Sri Lanka’s cash rates rocket to a new 7-year high amidst cash crunch

March 09 (LBO) – Sri Lanka’s overnight rates reached 30 percent amidst tight liquidity, with monetary authorities restricting access to its discount window, dealers said. The central banks key discount rate was raised by 50 basis points to 12.00 per in February after inflation rose to 20.5 percent in January.

Updated – highest call rate In January Central Bank limited commercial bank’s access to its discount window to six times a month and said it would not conduct open market auctions for cash injections unless the entire banking system was short of cash on a net basis.

On Thursday call rates hit 22 percent with the market short by about 3.3 billion rupees.

Central Bank treasury bill stocks had also climbed to 55 billion rupees from 49 billion, injecting about 6 billion in cash to the market from a week earlier.

Analysts say the market could be short due to a forex outflow.

On January 24, call rates hit 23.5 percent. In late 2000 rates hit 32 percent amidst a balance of payments troubles.

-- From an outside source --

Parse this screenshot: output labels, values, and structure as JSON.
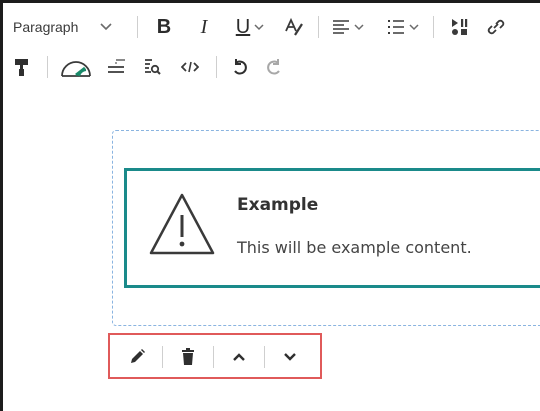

The Sri Lanka rupee traded at around 109.10 Friday.

Though the rupee has depreciated by about 6.5 percent, some analysts believe that it is still overvalued, driving the country’s export growth below double digits last year.

Sri Lanka’s cash markets have been volatile since the central bank started mixing administrative controls to tighten monetary policy, instead of relying purely on policy rates.

Analysts say that interest rates are likely to be volatile until the central bank returns to rate targeting as the sole means of signaling the market.

Rate targeting is practiced in developed markets with efficient banking systems, and Sri Lanka has had good results using rates as the primary tool earlier.

But policy rates have been lagging even market rates short term rates in recent month and some analysts believe that monetary authority may be using relatively blunt administrative controls and putting up with volatile rates to make up for shortfalls in policy rates.